I liked what Alice Cohn had to say, and I laughed at the pictures of Rev. Barbie- the costume was extremely well done even if the theology is not concordant with mine.

Lies I Was Told

So finally we get to the MAIN POINT

The main point is to address the conversation about the marketing possibilities of gearing web content towards “women who want it all”.

It comes down to what you want to feed people. Real food that makes for healthier human beings? Or sugar laden pap that lards their insides and makes them feel all nice and full and “sugared up” while starving their souls and leaving them as prime candidates for debilitating disease later. Oh yeah, pass that mile high pie… and if you are religious you can just pray away the calories.

Like that will work.

Did women learn nothing during my generation? Probably not, because we are human and it is hard to choose the truth when it isn’t all lathered up with that whip cream topping over the plastic food-stylist presentation which is not real food. Much like Barbie never was, and never meant to be a real woman.

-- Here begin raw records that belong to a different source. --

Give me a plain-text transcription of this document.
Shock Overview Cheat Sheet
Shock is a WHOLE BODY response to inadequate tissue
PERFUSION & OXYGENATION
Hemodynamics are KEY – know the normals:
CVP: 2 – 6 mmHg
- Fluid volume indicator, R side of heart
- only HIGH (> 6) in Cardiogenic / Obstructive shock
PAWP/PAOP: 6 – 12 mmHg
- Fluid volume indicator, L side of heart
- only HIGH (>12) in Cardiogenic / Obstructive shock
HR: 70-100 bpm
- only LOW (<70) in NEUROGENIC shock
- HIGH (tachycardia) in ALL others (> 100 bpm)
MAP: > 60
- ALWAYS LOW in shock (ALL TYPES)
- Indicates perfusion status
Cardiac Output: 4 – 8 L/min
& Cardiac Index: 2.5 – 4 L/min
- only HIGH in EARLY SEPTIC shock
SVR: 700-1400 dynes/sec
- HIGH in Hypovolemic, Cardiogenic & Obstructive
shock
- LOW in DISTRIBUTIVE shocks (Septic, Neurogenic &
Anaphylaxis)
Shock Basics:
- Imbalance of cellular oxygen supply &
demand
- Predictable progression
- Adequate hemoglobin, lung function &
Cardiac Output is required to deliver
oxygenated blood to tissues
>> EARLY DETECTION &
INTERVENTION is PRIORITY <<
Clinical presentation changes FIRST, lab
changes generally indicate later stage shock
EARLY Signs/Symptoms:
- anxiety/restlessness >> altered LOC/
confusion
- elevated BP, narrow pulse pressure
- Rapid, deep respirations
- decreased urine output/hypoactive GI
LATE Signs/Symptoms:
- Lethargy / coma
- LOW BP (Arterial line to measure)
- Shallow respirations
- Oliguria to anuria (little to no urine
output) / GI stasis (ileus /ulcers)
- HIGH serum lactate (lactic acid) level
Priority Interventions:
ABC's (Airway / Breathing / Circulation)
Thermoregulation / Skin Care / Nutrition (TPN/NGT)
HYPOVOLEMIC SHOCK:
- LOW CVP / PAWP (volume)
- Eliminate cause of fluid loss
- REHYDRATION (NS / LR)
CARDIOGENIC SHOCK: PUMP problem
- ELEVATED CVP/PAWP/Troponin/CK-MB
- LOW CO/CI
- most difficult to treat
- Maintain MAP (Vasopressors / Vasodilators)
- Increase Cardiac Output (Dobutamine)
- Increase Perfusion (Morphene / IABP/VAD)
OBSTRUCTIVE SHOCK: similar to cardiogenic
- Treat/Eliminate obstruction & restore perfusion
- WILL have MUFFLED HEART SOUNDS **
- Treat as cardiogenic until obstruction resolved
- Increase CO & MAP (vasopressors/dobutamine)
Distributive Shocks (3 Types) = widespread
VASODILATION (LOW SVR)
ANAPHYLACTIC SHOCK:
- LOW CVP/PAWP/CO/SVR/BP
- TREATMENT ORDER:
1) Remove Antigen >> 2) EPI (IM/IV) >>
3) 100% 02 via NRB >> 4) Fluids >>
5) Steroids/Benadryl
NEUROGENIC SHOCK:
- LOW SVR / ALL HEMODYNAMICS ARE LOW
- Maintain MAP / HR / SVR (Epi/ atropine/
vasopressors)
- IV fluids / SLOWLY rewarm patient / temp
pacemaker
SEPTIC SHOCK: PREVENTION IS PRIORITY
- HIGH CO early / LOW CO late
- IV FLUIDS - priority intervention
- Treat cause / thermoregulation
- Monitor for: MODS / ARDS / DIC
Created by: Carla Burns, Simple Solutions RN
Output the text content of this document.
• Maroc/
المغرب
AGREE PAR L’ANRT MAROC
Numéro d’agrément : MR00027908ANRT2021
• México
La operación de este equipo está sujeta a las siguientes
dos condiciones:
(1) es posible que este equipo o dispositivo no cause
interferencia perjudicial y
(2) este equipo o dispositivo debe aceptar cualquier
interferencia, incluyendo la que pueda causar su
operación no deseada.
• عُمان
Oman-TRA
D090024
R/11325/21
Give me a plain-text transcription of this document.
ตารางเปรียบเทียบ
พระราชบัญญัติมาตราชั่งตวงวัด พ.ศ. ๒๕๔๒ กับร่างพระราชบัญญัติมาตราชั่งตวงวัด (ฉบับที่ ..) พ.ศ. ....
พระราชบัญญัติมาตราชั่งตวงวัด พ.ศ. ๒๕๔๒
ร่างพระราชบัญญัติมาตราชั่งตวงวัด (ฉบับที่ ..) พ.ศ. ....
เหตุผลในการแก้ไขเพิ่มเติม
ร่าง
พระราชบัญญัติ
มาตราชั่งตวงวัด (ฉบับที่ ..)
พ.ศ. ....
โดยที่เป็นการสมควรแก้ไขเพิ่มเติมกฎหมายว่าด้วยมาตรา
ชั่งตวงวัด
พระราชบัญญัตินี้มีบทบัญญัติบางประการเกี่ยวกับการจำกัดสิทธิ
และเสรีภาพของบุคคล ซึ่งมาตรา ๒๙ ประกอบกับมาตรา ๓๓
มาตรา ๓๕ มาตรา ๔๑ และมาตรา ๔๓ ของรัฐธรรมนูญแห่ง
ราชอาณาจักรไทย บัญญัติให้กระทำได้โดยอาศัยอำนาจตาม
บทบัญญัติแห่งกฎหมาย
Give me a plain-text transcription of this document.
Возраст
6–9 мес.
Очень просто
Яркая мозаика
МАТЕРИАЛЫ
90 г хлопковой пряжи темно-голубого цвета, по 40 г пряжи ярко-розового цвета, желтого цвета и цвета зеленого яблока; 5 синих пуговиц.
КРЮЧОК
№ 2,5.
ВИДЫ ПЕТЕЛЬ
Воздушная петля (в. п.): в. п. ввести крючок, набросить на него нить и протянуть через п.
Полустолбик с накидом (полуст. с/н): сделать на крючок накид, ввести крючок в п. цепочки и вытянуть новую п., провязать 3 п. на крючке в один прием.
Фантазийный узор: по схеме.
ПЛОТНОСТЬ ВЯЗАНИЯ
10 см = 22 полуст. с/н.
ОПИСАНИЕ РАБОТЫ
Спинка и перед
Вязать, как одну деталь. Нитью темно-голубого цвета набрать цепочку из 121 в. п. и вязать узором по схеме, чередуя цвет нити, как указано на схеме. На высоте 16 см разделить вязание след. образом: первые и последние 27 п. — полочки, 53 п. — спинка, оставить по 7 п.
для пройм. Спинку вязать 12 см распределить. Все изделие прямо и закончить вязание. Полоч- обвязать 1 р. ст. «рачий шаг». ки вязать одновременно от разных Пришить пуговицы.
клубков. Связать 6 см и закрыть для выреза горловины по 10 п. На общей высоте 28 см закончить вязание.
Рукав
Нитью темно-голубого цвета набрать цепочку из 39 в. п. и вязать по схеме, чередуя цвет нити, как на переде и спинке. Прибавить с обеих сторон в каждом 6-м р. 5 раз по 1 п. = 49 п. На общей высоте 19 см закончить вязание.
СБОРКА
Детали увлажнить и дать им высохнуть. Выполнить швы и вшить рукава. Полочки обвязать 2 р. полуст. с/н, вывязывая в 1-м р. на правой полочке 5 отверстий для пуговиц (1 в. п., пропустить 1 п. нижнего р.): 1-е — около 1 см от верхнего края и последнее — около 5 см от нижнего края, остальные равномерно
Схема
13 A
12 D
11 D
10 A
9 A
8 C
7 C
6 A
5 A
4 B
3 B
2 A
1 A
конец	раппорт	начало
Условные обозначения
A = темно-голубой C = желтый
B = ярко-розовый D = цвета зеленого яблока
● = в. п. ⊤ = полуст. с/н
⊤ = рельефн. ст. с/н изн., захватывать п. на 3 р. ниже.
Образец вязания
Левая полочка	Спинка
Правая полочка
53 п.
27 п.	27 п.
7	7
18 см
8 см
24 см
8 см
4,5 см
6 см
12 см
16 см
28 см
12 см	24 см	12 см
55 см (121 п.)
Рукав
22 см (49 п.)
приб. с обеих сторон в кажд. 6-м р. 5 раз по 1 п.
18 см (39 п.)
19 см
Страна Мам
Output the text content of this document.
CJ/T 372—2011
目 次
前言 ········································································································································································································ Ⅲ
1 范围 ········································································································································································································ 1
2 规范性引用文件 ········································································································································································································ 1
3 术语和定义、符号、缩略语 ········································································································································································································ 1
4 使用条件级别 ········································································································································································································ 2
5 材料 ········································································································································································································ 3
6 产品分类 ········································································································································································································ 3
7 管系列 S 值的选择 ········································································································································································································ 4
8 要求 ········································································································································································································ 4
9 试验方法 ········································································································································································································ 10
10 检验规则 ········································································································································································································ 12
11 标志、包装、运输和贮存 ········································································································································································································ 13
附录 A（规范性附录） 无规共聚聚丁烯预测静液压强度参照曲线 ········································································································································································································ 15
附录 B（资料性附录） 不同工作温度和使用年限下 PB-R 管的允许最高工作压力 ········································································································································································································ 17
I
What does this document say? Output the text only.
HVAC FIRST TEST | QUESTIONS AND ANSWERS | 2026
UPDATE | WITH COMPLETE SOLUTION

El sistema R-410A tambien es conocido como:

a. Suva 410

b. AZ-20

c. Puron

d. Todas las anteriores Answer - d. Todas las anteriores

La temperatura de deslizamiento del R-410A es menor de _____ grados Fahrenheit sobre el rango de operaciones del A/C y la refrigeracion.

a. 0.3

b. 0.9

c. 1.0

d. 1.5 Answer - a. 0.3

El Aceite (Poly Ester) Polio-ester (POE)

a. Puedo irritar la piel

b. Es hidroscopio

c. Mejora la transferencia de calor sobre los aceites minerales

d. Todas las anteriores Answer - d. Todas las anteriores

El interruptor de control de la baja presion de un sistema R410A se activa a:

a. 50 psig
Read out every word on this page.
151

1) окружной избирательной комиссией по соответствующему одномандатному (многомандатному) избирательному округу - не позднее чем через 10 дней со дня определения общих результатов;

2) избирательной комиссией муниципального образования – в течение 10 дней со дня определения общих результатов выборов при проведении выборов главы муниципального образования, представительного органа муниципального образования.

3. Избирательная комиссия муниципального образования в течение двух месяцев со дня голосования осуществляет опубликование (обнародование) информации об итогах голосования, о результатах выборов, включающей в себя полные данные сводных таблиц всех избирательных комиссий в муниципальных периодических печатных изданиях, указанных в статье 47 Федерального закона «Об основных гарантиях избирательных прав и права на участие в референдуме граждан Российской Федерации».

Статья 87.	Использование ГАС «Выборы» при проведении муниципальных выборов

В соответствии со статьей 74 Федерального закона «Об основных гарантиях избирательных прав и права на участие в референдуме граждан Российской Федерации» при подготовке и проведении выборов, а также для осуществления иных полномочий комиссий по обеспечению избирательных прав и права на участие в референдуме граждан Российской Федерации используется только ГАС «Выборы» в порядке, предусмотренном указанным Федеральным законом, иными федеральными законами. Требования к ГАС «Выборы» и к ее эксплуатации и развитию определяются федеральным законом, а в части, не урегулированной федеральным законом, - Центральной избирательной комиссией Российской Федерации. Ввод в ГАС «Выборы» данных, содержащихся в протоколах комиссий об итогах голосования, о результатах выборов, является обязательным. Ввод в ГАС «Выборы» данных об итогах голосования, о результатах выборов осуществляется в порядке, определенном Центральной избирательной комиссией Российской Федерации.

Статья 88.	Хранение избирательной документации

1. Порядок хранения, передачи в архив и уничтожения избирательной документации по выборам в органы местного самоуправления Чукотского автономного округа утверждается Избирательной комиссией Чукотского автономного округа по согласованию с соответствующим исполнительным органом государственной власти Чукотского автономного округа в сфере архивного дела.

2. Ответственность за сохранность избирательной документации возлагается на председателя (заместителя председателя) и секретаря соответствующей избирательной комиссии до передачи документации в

Who started the rumor that she was?

I don’t know, but it might be the sames ones who like the Super Mom-Super Women so well, and are cheerleading her comeback.

I can hear the retorts now… well just because you are a loser with sour grapes attitude doesn’t mean it isn’t possible and laudable to encourage women to be all that they can be.

But you know… I’m not saying women should not be all that they can be. They should aspire to that. In fact I applaud, and cheer, and desire to support, a realistic and healthy vision of what that might be. It is the plastic Barbie version that keeps giving me nightmares at night.

So… the main point of all this might be the last question that Ms. Cohn put forward:

so I wonder: How do intangible qualities such as faithfulness and wisdom connect with girlhood dreams of being a grown-up woman?